You are viewing a plain text version of this content. The canonical link for it is here.
Posted to user@nutch.apache.org by "Lacoursiere, Francois" <fl...@Kronos.com> on 2005/10/19 15:49:31 UTC

Missing files in fetchlist

Hello,
 
I have a small problem. I'm indexing the files of a web server on my
intranet (apache). In one directory of the intranet there is 50 files. I
run the
generate,fetch commands and I see that the last 3 files are never
fetched.
 
The following 2 workarounds work:
-If I create an index.html file that refers all the 50 files.  Then all
the 50
files are in the fetch list and they are indexed.

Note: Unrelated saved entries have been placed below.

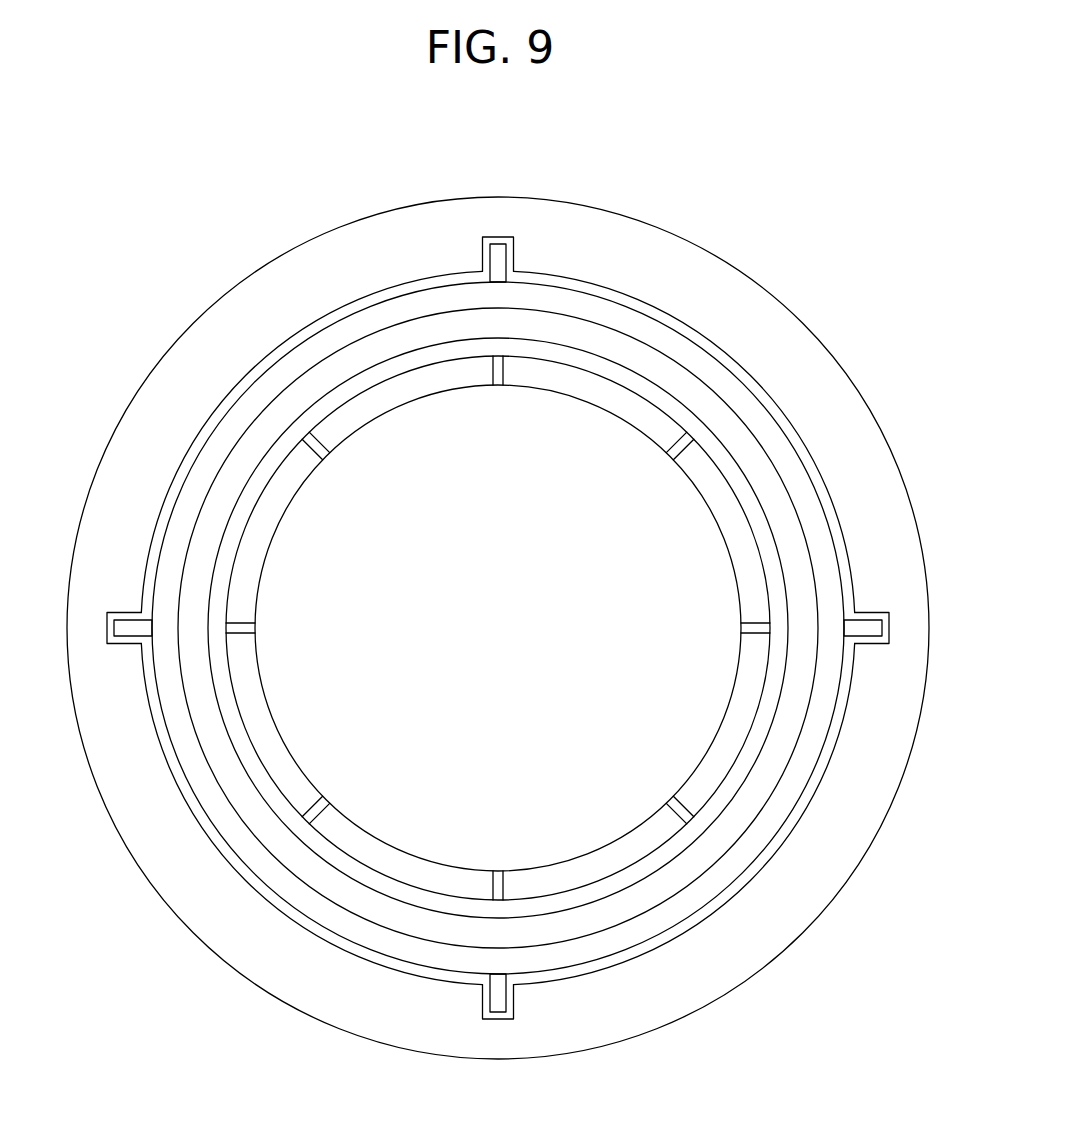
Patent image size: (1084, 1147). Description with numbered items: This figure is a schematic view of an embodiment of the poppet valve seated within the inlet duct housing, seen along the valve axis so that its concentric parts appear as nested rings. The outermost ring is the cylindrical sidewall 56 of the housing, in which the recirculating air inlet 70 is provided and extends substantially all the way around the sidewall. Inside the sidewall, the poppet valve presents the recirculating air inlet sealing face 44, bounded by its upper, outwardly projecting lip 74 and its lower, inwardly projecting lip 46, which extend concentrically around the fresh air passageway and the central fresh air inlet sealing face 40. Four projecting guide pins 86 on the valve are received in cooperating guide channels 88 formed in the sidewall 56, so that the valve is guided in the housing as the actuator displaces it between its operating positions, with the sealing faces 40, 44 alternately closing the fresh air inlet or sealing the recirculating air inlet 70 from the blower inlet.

The fresh air inlet sealing face 40 is at (527, 447).
The recirculating air inlet sealing face 44 is at (337, 368).
The lower lip 46 is at (253, 491).
The cylindrical sidewall 56 is at (185, 363).
The recirculating air inlet 70 is at (355, 843).
The upper, outwardly projecting lip 74 is at (185, 510).
The guide pins 86 is at (500, 260).
The guide channels 88 is at (485, 240).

-If I do a subdirectory. 47 files in parent dir and I move 3 files in
the
subdirectory. Then all the 50 files are in the fetchlist and they are
indexed.
 
Do you have an idea what's going wrong?
 
thanks
Francois.
 
Here is the script I use to build the fetch list and index:
:
echo "** Nutch Index 1 iteration"
bin/nutch generate db segments 
s1=`ls -d segments/2* | tail -1`
echo $s1
echo "** fetch list"
bin/nutch fetchlist db -local -dumpurls $s1
bin/nutch fetch -local -threads 1 $s1
bin/nutch updatedb db $s1
 
echo "** Nutch Index 2 iteration"
bin/nutch generate db segments 
s2=`ls -d segments/2* | tail -1`
echo "** fetch list"
bin/nutch fetchlist db -local -dumpurls $s2
echo $s2
bin/nutch fetch -local -threads 1 $s2
bin/nutch updatedb db $s2
 
echo "** Nutch Index 3 iteration"
bin/nutch generate db segments 
s3=`ls -d segments/2* | tail -1`
echo "** fetch list"
bin/nutch fetchlist db -local -dumpurls $s3
echo $s3
bin/nutch fetch -local -threads 1 $s3
bin/nutch updatedb db $s3
 
bin/nutch index $s1
bin/nutch index $s2
bin/nutch index $s3